By Katelyn Patterson | Reporter
Coldplay is one of the most well-known artists in the world, with over 58 million monthly listeners on Spotify and 21.4 million subscribers on YouTube. Their new album entitled “Music of the Spheres“ was released Friday and has received mixed reviews all around.
Many have said that the lackluster lyrics and mainstream song production make for a boring and unjustifiable album. I would argue that, although Coldplay’s songs are well-known and often touching, their lyrics have never been profound or distinct. Instead of songs full of metaphors where you have to dig for meaning, Coldplay often writes very plain and straightforward. In their song “Yellow,” frontman Chris Martin sings, “I wrote a song for you, and all the things you do.” There isn’t anything particularly special about that statement, but that’s what makes it sentimental. In my opinion, this is one of their selling points as artists.

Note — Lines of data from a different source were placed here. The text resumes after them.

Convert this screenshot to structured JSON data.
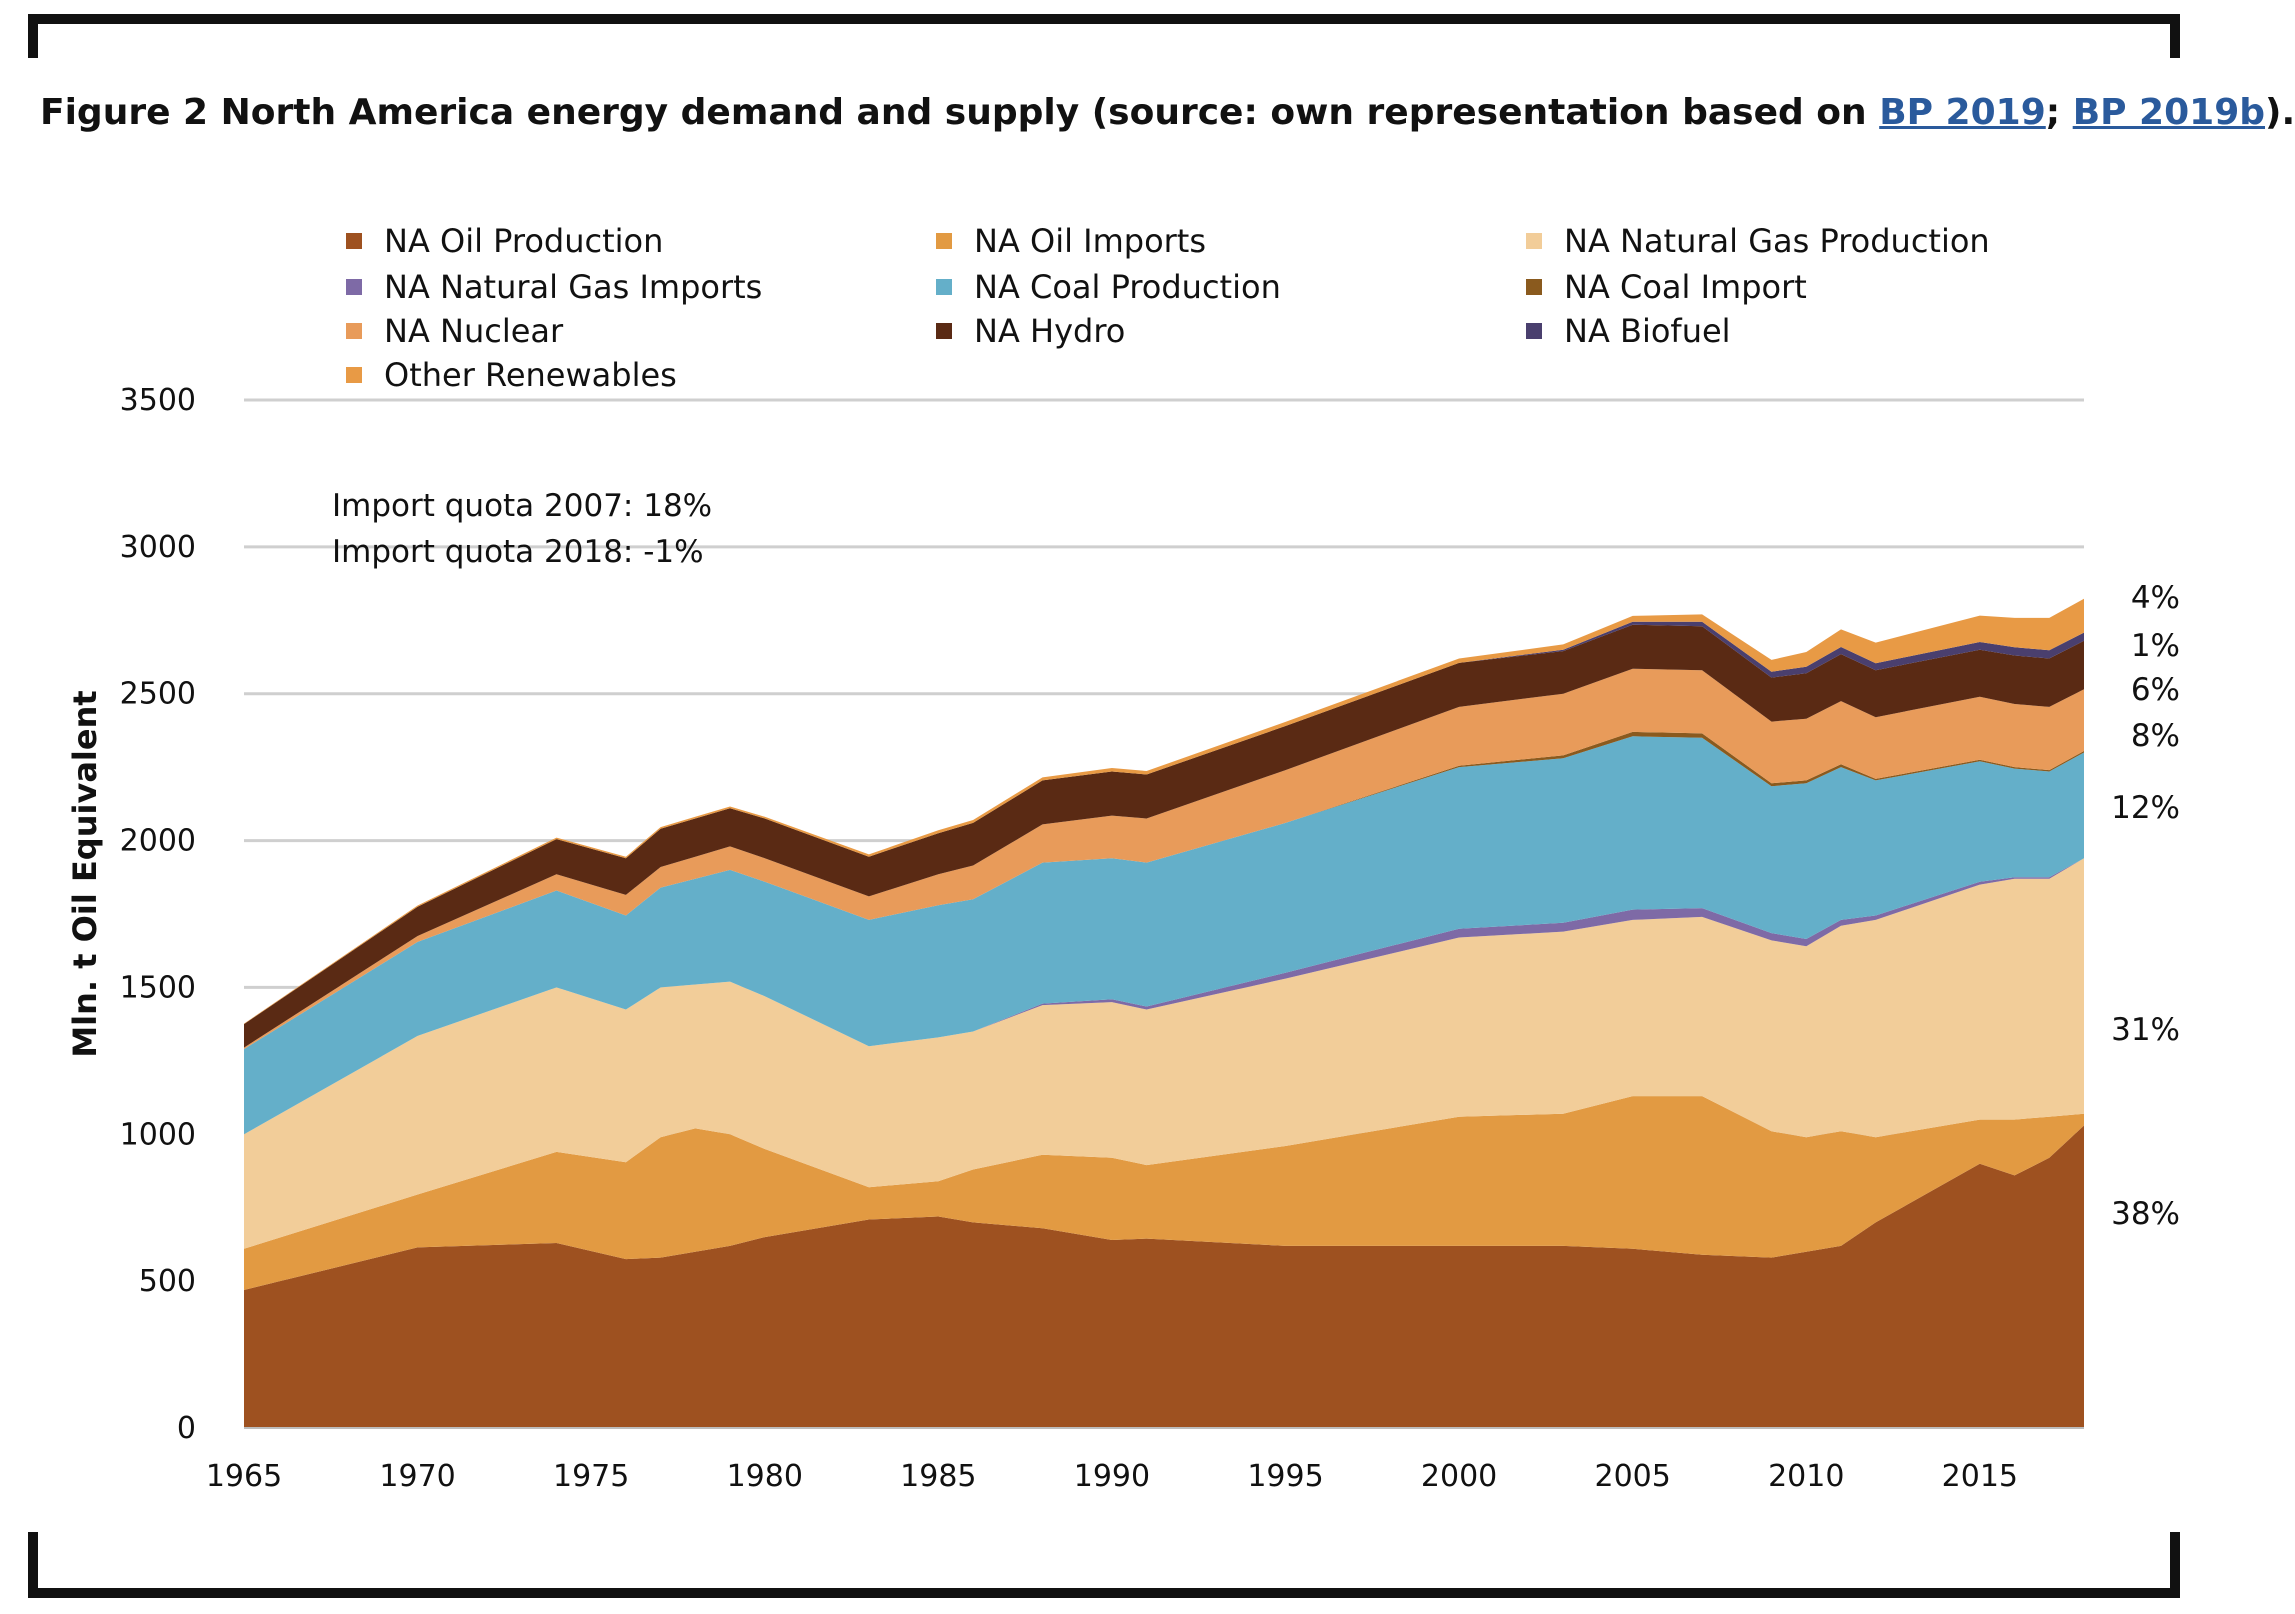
{
  "caption": {
    "prefix": "Figure 2 North America energy demand and supply (source: own representation based on ",
    "ref1": "BP 2019",
    "sep": "; ",
    "ref2": "BP 2019b",
    "suffix": ")."
  },
  "annotations": {
    "line1": "Import quota 2007: 18%",
    "line2": "Import quota 2018: -1%"
  },
  "chart_data": {
    "type": "area",
    "stacked": true,
    "title": "",
    "xlabel": "",
    "ylabel": "Mln. t Oil Equivalent",
    "xlim": [
      1965,
      2018
    ],
    "ylim": [
      0,
      3500
    ],
    "x_ticks": [
      "1965",
      "1970",
      "1975",
      "1980",
      "1985",
      "1990",
      "1995",
      "2000",
      "2005",
      "2010",
      "2015"
    ],
    "y_ticks": [
      "0",
      "500",
      "1000",
      "1500",
      "2000",
      "2500",
      "3000",
      "3500"
    ],
    "grid": "horizontal",
    "legend_position": "top",
    "x": [
      1965,
      1970,
      1974,
      1976,
      1977,
      1978,
      1979,
      1980,
      1983,
      1985,
      1986,
      1988,
      1990,
      1991,
      1995,
      2000,
      2003,
      2005,
      2007,
      2009,
      2010,
      2011,
      2012,
      2015,
      2016,
      2017,
      2018
    ],
    "series": [
      {
        "name": "NA Oil Production",
        "color": "#9e5120",
        "values": [
          470,
          615,
          630,
          575,
          580,
          600,
          620,
          650,
          710,
          720,
          700,
          680,
          640,
          645,
          620,
          620,
          620,
          610,
          590,
          580,
          600,
          620,
          700,
          900,
          860,
          920,
          1030
        ]
      },
      {
        "name": "NA Oil Imports",
        "color": "#e29a42",
        "values": [
          140,
          180,
          310,
          330,
          410,
          420,
          380,
          300,
          110,
          120,
          180,
          250,
          280,
          250,
          340,
          440,
          450,
          520,
          540,
          430,
          390,
          390,
          290,
          150,
          190,
          140,
          40
        ]
      },
      {
        "name": "NA Natural Gas Production",
        "color": "#f2cd99",
        "values": [
          390,
          540,
          560,
          520,
          510,
          490,
          520,
          520,
          480,
          490,
          470,
          510,
          530,
          530,
          570,
          610,
          620,
          600,
          610,
          650,
          650,
          700,
          740,
          800,
          820,
          810,
          870
        ]
      },
      {
        "name": "NA Natural Gas Imports",
        "color": "#7e6aa6",
        "values": [
          0,
          0,
          0,
          0,
          0,
          0,
          0,
          0,
          0,
          0,
          0,
          5,
          10,
          10,
          20,
          30,
          30,
          35,
          30,
          25,
          25,
          20,
          15,
          10,
          5,
          5,
          0
        ]
      },
      {
        "name": "NA Coal Production",
        "color": "#64afc9",
        "values": [
          290,
          320,
          330,
          320,
          340,
          360,
          380,
          390,
          430,
          450,
          450,
          480,
          480,
          490,
          510,
          550,
          560,
          590,
          580,
          500,
          530,
          520,
          460,
          410,
          370,
          360,
          360
        ]
      },
      {
        "name": "NA Coal Import",
        "color": "#8a5a1e",
        "values": [
          0,
          0,
          0,
          0,
          0,
          0,
          0,
          0,
          0,
          0,
          0,
          0,
          0,
          0,
          0,
          5,
          10,
          15,
          15,
          10,
          10,
          10,
          5,
          5,
          5,
          5,
          5
        ]
      },
      {
        "name": "NA Nuclear",
        "color": "#e89b5a",
        "values": [
          5,
          20,
          55,
          70,
          70,
          75,
          80,
          80,
          80,
          105,
          115,
          130,
          145,
          150,
          180,
          200,
          210,
          215,
          215,
          210,
          210,
          215,
          210,
          215,
          215,
          215,
          210
        ]
      },
      {
        "name": "NA Hydro",
        "color": "#5a2a14",
        "values": [
          80,
          100,
          120,
          125,
          130,
          130,
          130,
          135,
          135,
          140,
          145,
          150,
          150,
          150,
          150,
          150,
          145,
          150,
          150,
          150,
          155,
          160,
          160,
          160,
          165,
          165,
          165
        ]
      },
      {
        "name": "NA Biofuel",
        "color": "#4a3f6e",
        "values": [
          0,
          0,
          0,
          0,
          0,
          0,
          0,
          0,
          0,
          0,
          0,
          0,
          0,
          0,
          0,
          0,
          5,
          10,
          15,
          20,
          22,
          24,
          24,
          26,
          28,
          28,
          28
        ]
      },
      {
        "name": "Other Renewables",
        "color": "#e89a45",
        "values": [
          2,
          4,
          5,
          5,
          6,
          6,
          6,
          6,
          8,
          10,
          10,
          10,
          12,
          12,
          14,
          15,
          18,
          20,
          25,
          40,
          50,
          60,
          70,
          90,
          100,
          110,
          115
        ]
      }
    ],
    "share_labels": [
      "4%",
      "1%",
      "6%",
      "8%",
      "12%",
      "31%",
      "38%"
    ]
  },
  "legend_columns": [
    [
      0,
      3,
      6,
      9
    ],
    [
      1,
      4,
      7
    ],
    [
      2,
      5,
      8
    ]
  ]
}
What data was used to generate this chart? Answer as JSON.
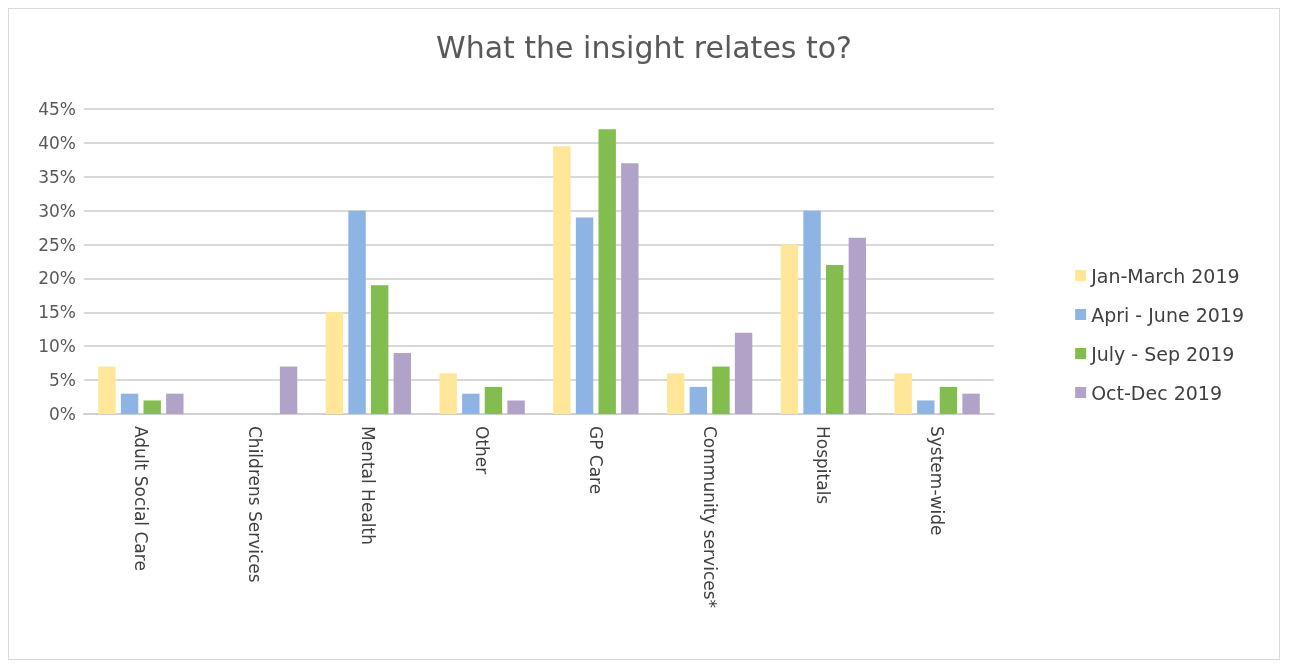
{
  "chart_data": {
    "type": "bar",
    "title": "What the insight relates to?",
    "categories": [
      "Adult Social Care",
      "Childrens Services",
      "Mental Health",
      "Other",
      "GP Care",
      "Community services*",
      "Hospitals",
      "System-wide"
    ],
    "series": [
      {
        "name": "Jan-March 2019",
        "color": "#ffe699",
        "values": [
          7,
          0,
          15,
          6,
          39.5,
          6,
          25,
          6
        ]
      },
      {
        "name": "Apri - June 2019",
        "color": "#8eb4e3",
        "values": [
          3,
          0,
          30,
          3,
          29,
          4,
          30,
          2
        ]
      },
      {
        "name": "July - Sep 2019",
        "color": "#84bd4f",
        "values": [
          2,
          0,
          19,
          4,
          42,
          7,
          22,
          4
        ]
      },
      {
        "name": "Oct-Dec 2019",
        "color": "#b1a2c8",
        "values": [
          3,
          7,
          9,
          2,
          37,
          12,
          26,
          3
        ]
      }
    ],
    "ylim": [
      0,
      45
    ],
    "yticks": [
      {
        "value": 0,
        "label": "0%"
      },
      {
        "value": 5,
        "label": "5%"
      },
      {
        "value": 10,
        "label": "10%"
      },
      {
        "value": 15,
        "label": "15%"
      },
      {
        "value": 20,
        "label": "20%"
      },
      {
        "value": 25,
        "label": "25%"
      },
      {
        "value": 30,
        "label": "30%"
      },
      {
        "value": 35,
        "label": "35%"
      },
      {
        "value": 40,
        "label": "40%"
      },
      {
        "value": 45,
        "label": "45%"
      }
    ],
    "grid": "y",
    "legend": "right"
  }
}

“Music of the Spheres“ is a conceptual album that focuses on the humanity that connects us all, while even galaxies apart. It picks up right where their 2019 long-play album “Everyday Life” leaves off. This album is ecstatic and radiant, almost like a message of harmony.
“My Universe” was a single released on Sept. 24 and the song features K-pop superstars BTS, both on the song itself and the writing credits. This collaboration earned Coldplay its first Billboard Hot 100 No. 1 ranking since 2008 with “Viva La Vida,” and BTS’ sixth No. 1. Martin described Coldplay’s thought process to Ryan Dombal for Pitchfork at the time as, “We can’t possibly get any bigger, let’s just get better.”
“The clamorous immensity of ‘Spheres’ suggests the band’s philosophy has been inverted: Coldplay can’t top what they’ve already done artistically, but maybe they can score several billion more streams anyway,” Dombal said.
Mikael Wood for The LA Times said most of the songs unload declarations of interstellar devotion.
“‘Humankind’ and the vaguely Weeknd-ish ‘Higher Power’ are zippy electro-rock tracks with sharp hooks and lots of crisp digital detailing; the mellow, love-dazed ‘Biutyful’ pitches up Chris Martin’s vocals to an unintelligible chipmunk squeak — not a bad move given that he turns out to be telling somebody, ‘I hope they name you a rocket and take you for a ride for free,’” Wood said.
Personally, I really enjoyed it. My favorite, “People of the Pride,” is a change of pace from the other ballads and synth-pop songs on the album with heavy drums and a jazzy horn chart. Music, like all forms of art, is subjective. “Music of the Spheres” is a joyful, thematic and soothing album with a message we could all stand to take to heart.